Sendak famously hated e-books, Twitter, and Facebook, but this did not prevent collective mourning of his death on these same platforms. Many of my friends quoted from Wild Things: “Oh please don’t go—we’ll eat you up, we love you so!” Sendak implored us to choose holding and being held, to grasp tightly even when the embrace is painful. The New York Times’ obituary referred to his books as “Roundly praised, intermittently censored and occasionally eaten.” We should take that eating seriously. Food and notions of consumption dominated Sendak’s work, from the bread and milk of In the Night Kitchen to the plethora of goodies on offer at Brundibar’s market and that book’s refrain, “Milk for mommy!”
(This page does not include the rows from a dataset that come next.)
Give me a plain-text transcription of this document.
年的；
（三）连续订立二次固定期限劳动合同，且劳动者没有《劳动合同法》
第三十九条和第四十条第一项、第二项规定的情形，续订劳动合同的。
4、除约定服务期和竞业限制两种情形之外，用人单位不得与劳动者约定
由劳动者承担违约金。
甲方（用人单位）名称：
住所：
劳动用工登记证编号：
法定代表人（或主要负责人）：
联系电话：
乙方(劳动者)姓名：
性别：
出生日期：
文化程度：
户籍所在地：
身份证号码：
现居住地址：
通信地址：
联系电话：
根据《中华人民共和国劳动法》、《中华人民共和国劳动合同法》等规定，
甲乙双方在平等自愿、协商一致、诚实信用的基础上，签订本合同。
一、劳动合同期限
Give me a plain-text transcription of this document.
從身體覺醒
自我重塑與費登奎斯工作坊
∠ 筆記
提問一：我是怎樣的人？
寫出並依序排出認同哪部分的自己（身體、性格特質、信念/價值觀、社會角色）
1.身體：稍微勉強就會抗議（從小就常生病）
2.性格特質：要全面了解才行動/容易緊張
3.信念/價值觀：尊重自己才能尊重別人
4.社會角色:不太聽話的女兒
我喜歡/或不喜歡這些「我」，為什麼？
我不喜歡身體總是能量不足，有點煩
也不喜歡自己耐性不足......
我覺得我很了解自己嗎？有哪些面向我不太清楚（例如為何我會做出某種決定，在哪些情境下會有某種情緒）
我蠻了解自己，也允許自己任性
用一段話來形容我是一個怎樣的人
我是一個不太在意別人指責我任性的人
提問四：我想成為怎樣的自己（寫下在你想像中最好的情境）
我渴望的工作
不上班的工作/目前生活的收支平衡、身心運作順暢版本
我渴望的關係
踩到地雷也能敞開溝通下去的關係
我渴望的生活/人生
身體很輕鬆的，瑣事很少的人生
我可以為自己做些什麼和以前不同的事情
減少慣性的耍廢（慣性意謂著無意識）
As a sickly child, Sendak spent a great deal of time in his mother’s kitchen, seeing and smelling her food preparation. Though his monsters were Jewish relatives, they were not always monstrous Jewish mothers who demanded that their children eat: ess, ess mein kind! Instead, he gave us a Jewish(ish) mother who, though visually absent, was a subtle and loving presence, a departure from most mid-twentieth century Jewish mother stereotypes.

Sendak’s own family relationships were fraught with tension. Yet, in the final two pages of Where the Wild Things Are, we see a rapprochement through food: the famous supper, the blank last page telling us “It was still hot.” Normatively gendered as that cooking might be, Max’s mother is groundbreaking precisely because she frees him out into imagination, but still holds him close enough to provide a slice of cake. She dwells on a fine line between stereotypes of clinging Old World parents and the very real pains and loves of Jewish immigrant families.

“I’m not the milk, and the milk’s not me!” declared Mickey of In the Night Kitchen. Later, he reverses this formulation: “I’m in the milk and the milk’s in me. God bless milk, and god bless me!” In Sendak’s fantastical worlds, identities are held in tension, and blessings happen even in the face of the darkest ovens. He nourished our minds and souls with his milk and bread, with his frightening blackbirds and raucous Wild Things. Perhaps we loved Sendak so much because he did not make us choose between pain and joy. Perhaps we loved him because he let us question chosenness itself.

In “Sarah’s Choice,” poet Eleanor Wilner, like Sendak, reimagines chosenness: “You can be chosen/or you can choose. Not both.” Sendak chose and was chosen. He chose to forego notions of Jewish exclusivity; he chose a love of music and literature that verged on religiosity. He was chosen, sometimes to his own chagrin and annoyance, by all of us.